Я отвернулся, радуясь окончанию допроса. Если бы еще не онемевшие руки…

Писец сбегал куда-то и вернулся в компании суховатого старикана – и по виду и по манерам доктора, причем явно иноземных кровей, – который, осмотрев меня, пробормотал несколько малопонятных фраз на латыни.

– Положите его на лавку левым боком, – приказал лекарь.

Палачи поспешили выполнить распоряжение, распластав меня на широкой лавке. Доктор заботливо сунул под голову небольшой деревянный сундучок.

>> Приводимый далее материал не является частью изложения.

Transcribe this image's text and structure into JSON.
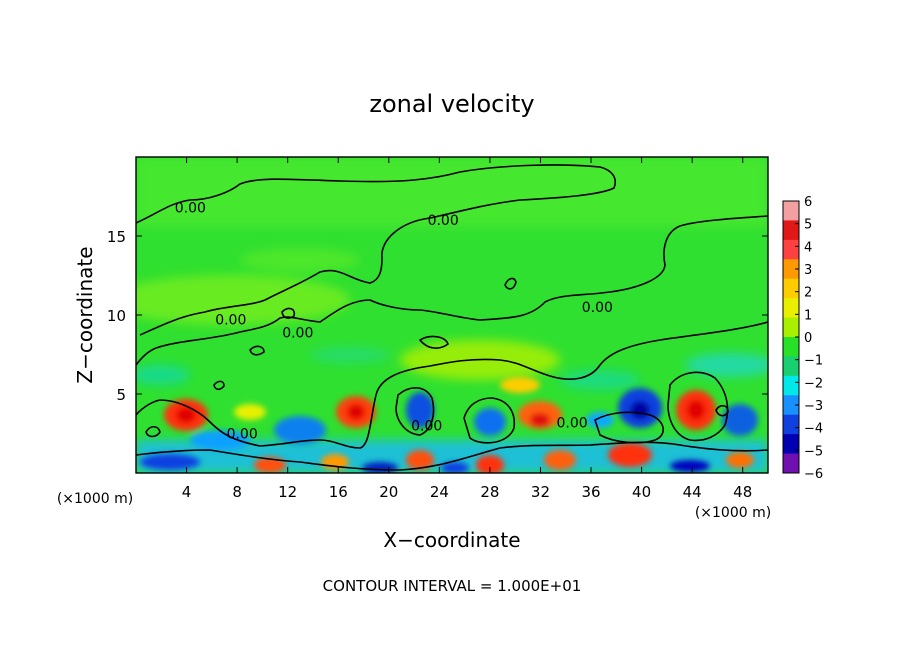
{
  "chart_data": {
    "type": "heatmap",
    "title": "zonal velocity",
    "xlabel": "X−coordinate",
    "ylabel": "Z−coordinate",
    "xunit": "(×1000 m)",
    "xunit_right": "(×1000 m)",
    "xlim": [
      0,
      50
    ],
    "ylim": [
      0,
      20
    ],
    "xticks": [
      4,
      8,
      12,
      16,
      20,
      24,
      28,
      32,
      36,
      40,
      44,
      48
    ],
    "yticks": [
      5,
      10,
      15
    ],
    "footer": "CONTOUR INTERVAL = 1.000E+01",
    "colorbar": {
      "ticks": [
        "6",
        "5",
        "4",
        "3",
        "2",
        "1",
        "0",
        "−1",
        "−2",
        "−3",
        "−4",
        "−5",
        "−6"
      ],
      "range": [
        -6,
        6
      ],
      "colors": [
        "#f2a0a0",
        "#e01818",
        "#ff4040",
        "#ff9900",
        "#ffcc00",
        "#e8f000",
        "#a8f000",
        "#28e028",
        "#18d070",
        "#00e8e8",
        "#1890ff",
        "#1040e0",
        "#0000b0",
        "#7010b0"
      ]
    },
    "contour_labels": [
      {
        "text": "0.00",
        "x": 4.3,
        "z": 16.8
      },
      {
        "text": "0.00",
        "x": 24.3,
        "z": 16.0
      },
      {
        "text": "0.00",
        "x": 7.5,
        "z": 9.7
      },
      {
        "text": "0.00",
        "x": 12.8,
        "z": 8.9
      },
      {
        "text": "0.00",
        "x": 36.5,
        "z": 10.5
      },
      {
        "text": "0.00",
        "x": 8.4,
        "z": 2.5
      },
      {
        "text": "0.00",
        "x": 23.0,
        "z": 3.0
      },
      {
        "text": "0.00",
        "x": 34.5,
        "z": 3.2
      }
    ]
  }
}
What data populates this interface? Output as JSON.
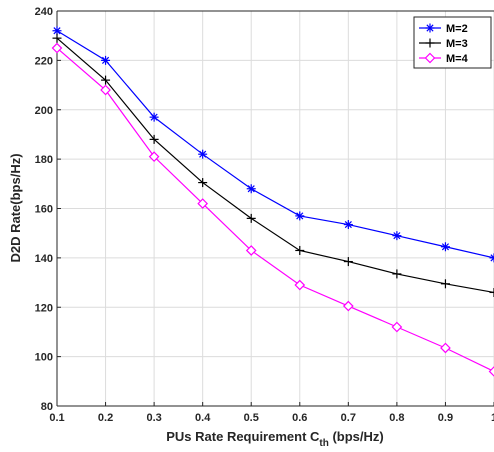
{
  "chart_data": {
    "type": "line",
    "title": "",
    "xlabel": "PUs Rate Requirement C",
    "xlabel_sub": "th",
    "xlabel_unit": " (bps/Hz)",
    "ylabel": "D2D Rate(bps/Hz)",
    "x": [
      0.1,
      0.2,
      0.3,
      0.4,
      0.5,
      0.6,
      0.7,
      0.8,
      0.9,
      1.0
    ],
    "x_tick_labels": [
      "0.1",
      "0.2",
      "0.3",
      "0.4",
      "0.5",
      "0.6",
      "0.7",
      "0.8",
      "0.9",
      "1"
    ],
    "xlim": [
      0.1,
      1.0
    ],
    "ylim": [
      80,
      240
    ],
    "y_ticks": [
      80,
      100,
      120,
      140,
      160,
      180,
      200,
      220,
      240
    ],
    "grid": true,
    "legend_position": "top-right",
    "series": [
      {
        "name": "M=2",
        "color": "#0000ff",
        "marker": "asterisk",
        "values": [
          232,
          220,
          197,
          182,
          168,
          157,
          153.5,
          149,
          144.5,
          140
        ]
      },
      {
        "name": "M=3",
        "color": "#000000",
        "marker": "plus",
        "values": [
          229,
          212,
          188,
          170.5,
          156,
          143,
          138.5,
          133.5,
          129.5,
          126
        ]
      },
      {
        "name": "M=4",
        "color": "#ff00ff",
        "marker": "diamond",
        "values": [
          225,
          208,
          181,
          162,
          143,
          129,
          120.5,
          112,
          103.5,
          94
        ]
      }
    ]
  }
}
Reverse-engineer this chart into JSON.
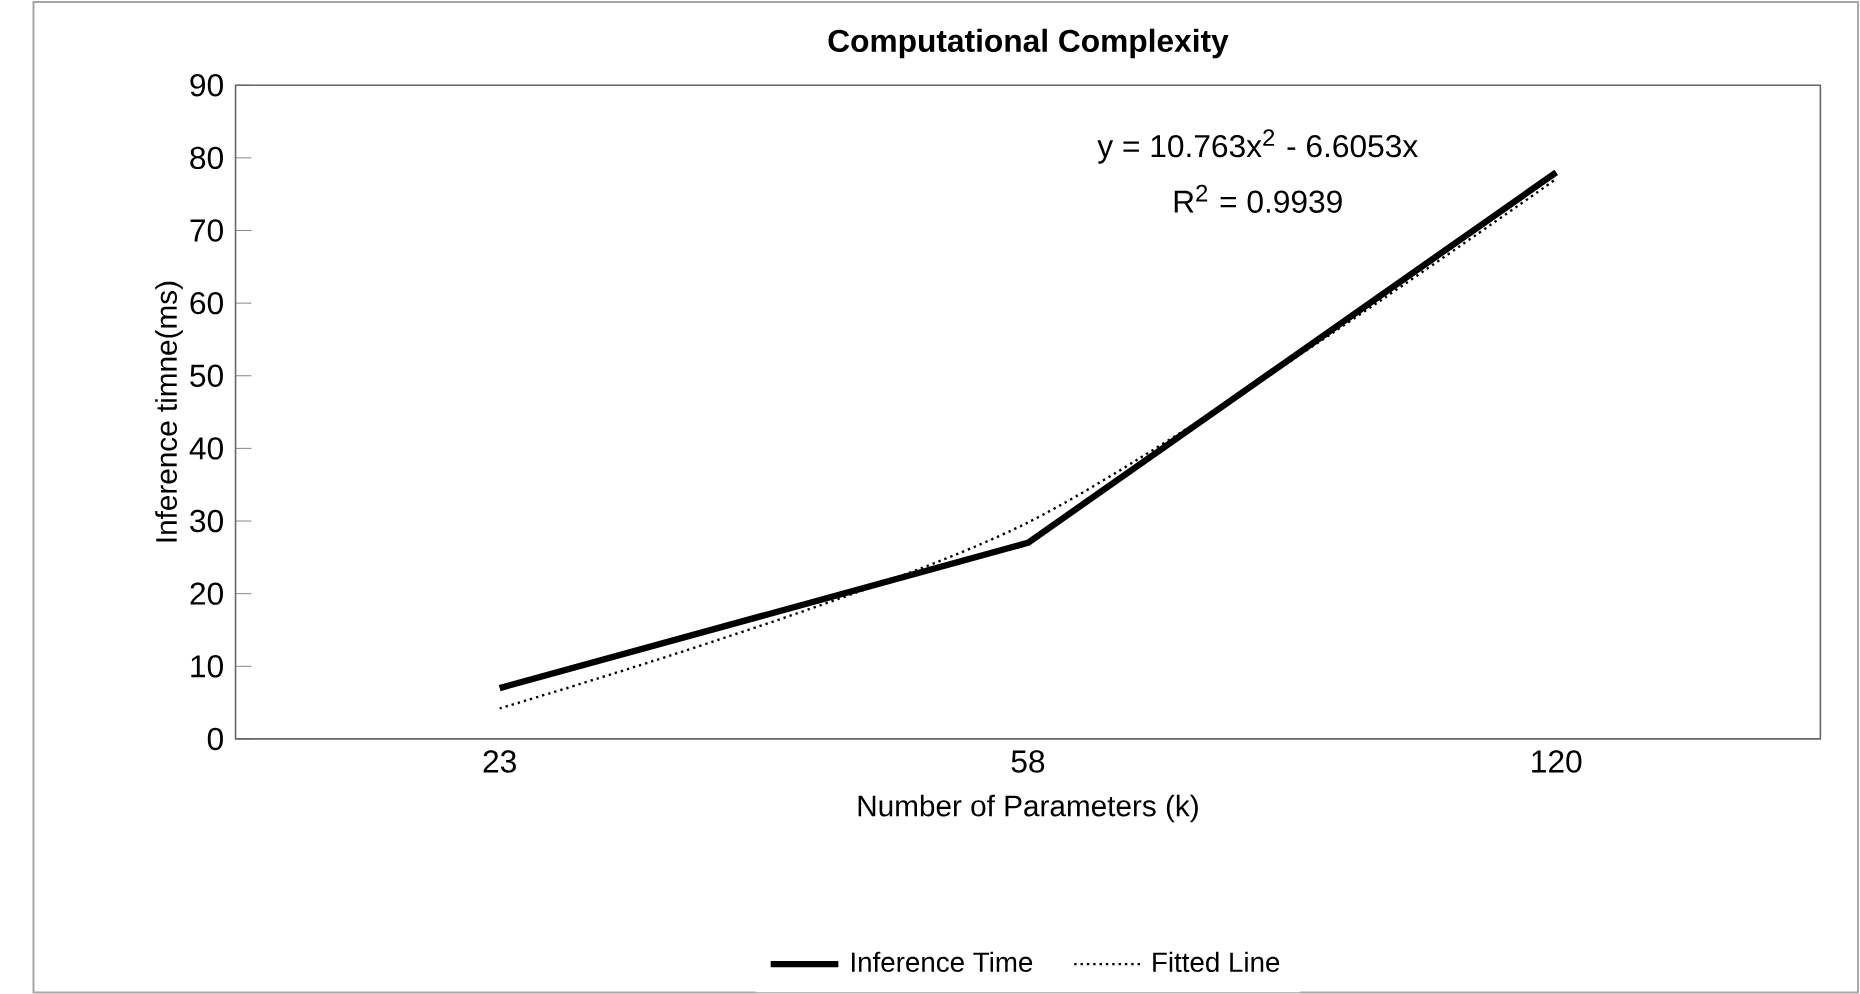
{
  "chart_data": {
    "type": "line",
    "title": "Computational Complexity",
    "xlabel": "Number of Parameters (k)",
    "ylabel": "Inference timne(ms)",
    "categories": [
      "23",
      "58",
      "120"
    ],
    "series": [
      {
        "name": "Inference Time",
        "color": "#000000",
        "values": [
          7,
          27,
          78
        ],
        "line_style": "solid"
      },
      {
        "name": "Fitted Line",
        "color": "#000000",
        "values": [
          4.2,
          29.8,
          77.1
        ],
        "line_style": "dotted"
      }
    ],
    "ylim": [
      0,
      90
    ],
    "yticks": [
      0,
      10,
      20,
      30,
      40,
      50,
      60,
      70,
      80,
      90
    ],
    "annotations": [
      "y = 10.763x$^{2}$ - 6.6053x",
      "R$^{2}$ = 0.9939"
    ],
    "legend": "bottom",
    "grid": false,
    "marker": "none"
  }
}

Лежать было неприятно, но все же гораздо лучше, чем стоять.

– Пусть побудет пока в таком положении.

Я чувствовал, как под действием силы тяжести мышцы начинают расслабляться. Спустя несколько минут лекарь взял руку за предплечье, согнул в локте и оттянул книзу.

– Как вы? – спросил он.

– Ничего хорошего, – признался я, настороженно наблюдая за его манипуляциями.

– Не переживайте, молодой человек, ничего страшного не случилось: кости целы – это главное. А вывихи, о них вообще смешно говорить. Плевое дело, – заверил старичок. – Поверьте, у меня богатый опыт.

Я напрягся, чувствуя, что мне заговаривают зубы. Доктор покосился на меня и неодобрительно поцокал языком. Внезапно он вскинул голову кверху и воскликнул:

– Что это?

Я невольно отвлекся, посмотрев на потолок. Лекарь воспользовался этим – легким движением повернул согнутую руку сначала кнаружи, а затем внутрь, вставив плечевой сустав на место. Последовал щелчок.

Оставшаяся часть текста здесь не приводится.